For the raise and fall of the visibility
(p1 to p2, q2 to q1) we have to do a little more work: In the figure on
the left, it can be seen that the 'fall off' region is determined by the
relative positions of the receiver, the left side of the occluder and the
two sample points. We can compute this region by finding the depth discontinuities
in the shadow map belonging to the right sample point, triangulating these
values and warping the resulting triangles to the view of the left sample
point. These skin polygons have the characteristic that they connect an
occluder edge with a receiver edge. Projecting these polygons onto the
receiver polygon is easy because we can use graphics hardware for this
step: First we render the first channel of both shadow maps (depth values),
then we compute the skin polygons, warp them to the opposite view (sample
point) and render them with the z-buffer algorithm. The 'fall off' and
'raise' of the visibility function can also be integrated in this step
if we assign a color value of '0' (black) to vertices on the occluder edge
and a color value of '1' (white) to vertices on the receiver. With Gouraud-Shading
enabled, color values will be interpolated across the triangle, resulting
in the desired visibility function (encoded in one of the RGB-channel of
the framebuffer).
Now that we got two channels in each
shadow map (depth values S1/2 and visibility values V1/2)

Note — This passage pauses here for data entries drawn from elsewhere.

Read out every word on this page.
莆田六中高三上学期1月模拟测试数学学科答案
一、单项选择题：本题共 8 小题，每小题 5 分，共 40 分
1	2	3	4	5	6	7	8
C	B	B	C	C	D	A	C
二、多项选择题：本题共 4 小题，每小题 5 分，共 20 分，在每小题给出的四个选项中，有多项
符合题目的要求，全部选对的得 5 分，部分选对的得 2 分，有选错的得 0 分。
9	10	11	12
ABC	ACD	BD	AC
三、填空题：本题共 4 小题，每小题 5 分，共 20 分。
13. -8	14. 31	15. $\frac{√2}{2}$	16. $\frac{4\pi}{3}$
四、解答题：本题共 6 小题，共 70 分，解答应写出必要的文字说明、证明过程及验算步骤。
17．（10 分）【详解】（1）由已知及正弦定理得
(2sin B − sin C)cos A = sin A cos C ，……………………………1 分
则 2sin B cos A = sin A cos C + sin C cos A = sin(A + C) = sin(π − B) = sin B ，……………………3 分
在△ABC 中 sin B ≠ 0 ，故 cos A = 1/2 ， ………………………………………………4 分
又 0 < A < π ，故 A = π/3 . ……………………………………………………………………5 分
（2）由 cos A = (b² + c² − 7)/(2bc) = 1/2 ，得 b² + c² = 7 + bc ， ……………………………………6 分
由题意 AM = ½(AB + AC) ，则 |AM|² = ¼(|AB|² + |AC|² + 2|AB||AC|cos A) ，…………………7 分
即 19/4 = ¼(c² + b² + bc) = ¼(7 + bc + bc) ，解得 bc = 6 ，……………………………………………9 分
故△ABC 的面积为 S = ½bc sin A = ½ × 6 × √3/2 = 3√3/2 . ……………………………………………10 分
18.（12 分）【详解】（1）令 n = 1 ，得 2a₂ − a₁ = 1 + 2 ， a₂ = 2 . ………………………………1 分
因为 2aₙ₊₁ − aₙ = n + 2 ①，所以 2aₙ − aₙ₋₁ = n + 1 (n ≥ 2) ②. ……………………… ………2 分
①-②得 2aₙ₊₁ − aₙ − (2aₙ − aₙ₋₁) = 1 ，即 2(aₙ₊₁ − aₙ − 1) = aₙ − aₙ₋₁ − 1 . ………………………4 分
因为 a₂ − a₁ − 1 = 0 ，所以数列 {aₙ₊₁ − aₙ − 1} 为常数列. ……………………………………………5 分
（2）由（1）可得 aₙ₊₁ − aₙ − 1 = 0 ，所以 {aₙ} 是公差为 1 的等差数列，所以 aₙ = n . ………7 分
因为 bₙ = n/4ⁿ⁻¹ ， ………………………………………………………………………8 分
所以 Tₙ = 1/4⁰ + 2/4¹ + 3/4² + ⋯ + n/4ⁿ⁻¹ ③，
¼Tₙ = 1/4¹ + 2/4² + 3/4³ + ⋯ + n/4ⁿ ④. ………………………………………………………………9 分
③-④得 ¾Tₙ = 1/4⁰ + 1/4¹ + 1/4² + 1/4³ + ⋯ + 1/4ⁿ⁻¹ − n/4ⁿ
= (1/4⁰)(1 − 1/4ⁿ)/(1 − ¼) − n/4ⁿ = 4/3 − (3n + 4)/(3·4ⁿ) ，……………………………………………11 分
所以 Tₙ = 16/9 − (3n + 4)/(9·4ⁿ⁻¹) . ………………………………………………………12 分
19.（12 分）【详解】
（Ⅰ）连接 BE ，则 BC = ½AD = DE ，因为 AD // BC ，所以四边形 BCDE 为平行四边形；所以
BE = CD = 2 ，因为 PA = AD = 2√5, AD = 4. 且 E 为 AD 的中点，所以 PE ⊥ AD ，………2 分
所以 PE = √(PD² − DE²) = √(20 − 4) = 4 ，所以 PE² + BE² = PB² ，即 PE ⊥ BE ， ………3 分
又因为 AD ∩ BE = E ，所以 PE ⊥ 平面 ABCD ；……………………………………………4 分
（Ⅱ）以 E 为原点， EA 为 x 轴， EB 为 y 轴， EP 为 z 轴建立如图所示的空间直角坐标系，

the shading of a point p becomes easy:
shade(p) {
if( depth1(p) > S1[p] )
l1 = 0;
else
l1 = V1[p] * localIllum(p,L1);
if( depth2(p) > S2[p] )
l2 = 0;
else
l2 = V2[p] * localIllum(p,L2);
return l1 + l2;
}
In this piece of pseudo-code it becomes clear that we need to initialize the visibility channel to a default value of 0.5 to sum up
to 1.0 for complete lit regions (for umbra regions the visibility channel isn't used anyway).